Ahead of his performance of Windrush Secret at Jacksons Lane this week, Rodreguez King-Dorset is in a reflective mood. “I’m coming to terms with my everyday life memories – some of which still haunt me today,” the playwright and actor tells me.

We meet in London where he’s just touched down following a successful three-week run of his show off-Broadway. The production was hailed by the NY stage review, which said: “There may be no performance right now on a New York stage better than his.”

Windrush Secret, the drama about the scandal that first emerged in 2017 and the strained race relations that persist in modern Britain, first premiered in London in 2020 and returns to the city for one night only on Thursday ahead of Windrush Day on June 22.

The timing couldn’t be better: the play seems to have uncannily predicted the world of 2024, with the Far Right sweeping across Europe. One of the play’s central characters is a far-right party leader whom King-Dorset admits is a “smoothie” of Nigel Farage and Tommy Robinson, and whose normalisation of divisive and incendiary language is akin to Farage’s present tactics as the leader of Reform UK.

The playwright expresses major concern over the skyrocketing popularity of the nationalist party, as well as the far-right gains in EU elections adding a new urgency to his message. “Nothing has changed,” he says of the racism rampant among certain communities, as he explains the “disgusting” and “disturbing” context behind his play.

Windrush Secret was originally conceived as an educational piece for children and performed at the National Maritime Museum for its Windrush Day event. During the second national lockdown that year, King-Dorset returned to Windrush Secret and revamped it following the murder of George Floyd and the media’s spotlight on race relations in the US and beyond.

This time, he developed the play to explore politics, trauma, and morality, with his “own first-hand experiences as a black boy growing up in a racist country” becoming the fuel of the fully-fleshed out solo work.

King-Dorset was born in the UK to Caribbean parents who came over on the HMT Empire Windrush. He speaks of the memories of being a young boy growing up around that first generation of Windrush Brits, and hearing the stories of his parents, family friends, and community, that were later brought into the public eye during the 2018 Windrush scandal.

Theresa May created a system in which Home Office officials purposefully made it difficult for Caribbean Brits to prove their citizenship.

Rodreguez King-Dorset

In Windrush Secret, a one-man show, King-Dorset plays three characters: the far-right party leader as well as a Black Caribbean diplomat and a white Home Office staffer, addressing their respective gathered crowds in 2018.
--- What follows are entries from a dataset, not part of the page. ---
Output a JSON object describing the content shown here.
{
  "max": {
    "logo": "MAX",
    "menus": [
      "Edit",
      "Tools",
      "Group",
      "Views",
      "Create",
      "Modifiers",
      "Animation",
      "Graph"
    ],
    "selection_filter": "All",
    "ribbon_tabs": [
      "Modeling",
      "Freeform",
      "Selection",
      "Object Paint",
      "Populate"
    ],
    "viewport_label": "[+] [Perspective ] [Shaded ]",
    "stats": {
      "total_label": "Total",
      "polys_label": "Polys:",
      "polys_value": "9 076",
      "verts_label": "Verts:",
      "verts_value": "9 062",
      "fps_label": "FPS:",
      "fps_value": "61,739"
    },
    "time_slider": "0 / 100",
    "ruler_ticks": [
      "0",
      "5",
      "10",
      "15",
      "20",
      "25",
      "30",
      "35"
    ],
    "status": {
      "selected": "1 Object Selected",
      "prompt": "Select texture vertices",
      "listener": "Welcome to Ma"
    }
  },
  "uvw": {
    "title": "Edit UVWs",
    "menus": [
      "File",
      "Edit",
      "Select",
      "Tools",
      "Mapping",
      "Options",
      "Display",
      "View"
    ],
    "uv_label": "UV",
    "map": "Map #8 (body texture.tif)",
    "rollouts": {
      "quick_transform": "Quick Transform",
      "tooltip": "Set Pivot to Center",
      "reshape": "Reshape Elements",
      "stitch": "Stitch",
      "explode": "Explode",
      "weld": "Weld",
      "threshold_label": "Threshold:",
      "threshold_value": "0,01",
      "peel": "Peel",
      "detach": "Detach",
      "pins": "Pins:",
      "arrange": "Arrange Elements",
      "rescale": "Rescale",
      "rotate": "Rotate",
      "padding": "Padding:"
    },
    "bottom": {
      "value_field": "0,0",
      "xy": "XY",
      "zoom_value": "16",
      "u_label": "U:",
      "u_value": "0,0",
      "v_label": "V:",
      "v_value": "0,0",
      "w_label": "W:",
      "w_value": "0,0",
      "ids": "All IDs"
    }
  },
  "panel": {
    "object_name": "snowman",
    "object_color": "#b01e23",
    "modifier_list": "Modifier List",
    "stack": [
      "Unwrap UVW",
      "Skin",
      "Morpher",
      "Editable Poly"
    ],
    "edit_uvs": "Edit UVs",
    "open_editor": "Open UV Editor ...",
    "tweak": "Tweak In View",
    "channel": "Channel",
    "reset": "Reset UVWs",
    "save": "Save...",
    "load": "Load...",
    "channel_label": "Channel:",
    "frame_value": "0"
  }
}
By then the Windrush scandal had erupted into a full-blown political crisis after it emerged that Commonwealth citizens, many from the Windrush generation, had been wrongly detained and deported as a result of the government’s ‘hostile environment’ policy first announced in 2012.

Six years on from the setting of the play, King-Dorset points out that headlines about the scandal continue to make the newspapers, as when Theresa May recently admitted to making mistakes over the policy in question. “Look at the red tape that the Windrush generation had to go through to prove their validity,” he says.

May “created a system in which Home Office officials purposefully made it difficult for Caribbean Brits to prove their citizenship,” he adds, highlighting cases this year in which children of Windrush parents were asked to take DNA tests in an attempt to claim compensation for the scandal.

There is something cathartic, he says, about exorcising his experience, but also in exploring the psychologies of his darker, more villainous characters. “On the theatre stage, I grasp the play’s dramatic themes from three different perspectives as both actor and individual,” he says. “I hope that I provide my audiences with the same opportunity.”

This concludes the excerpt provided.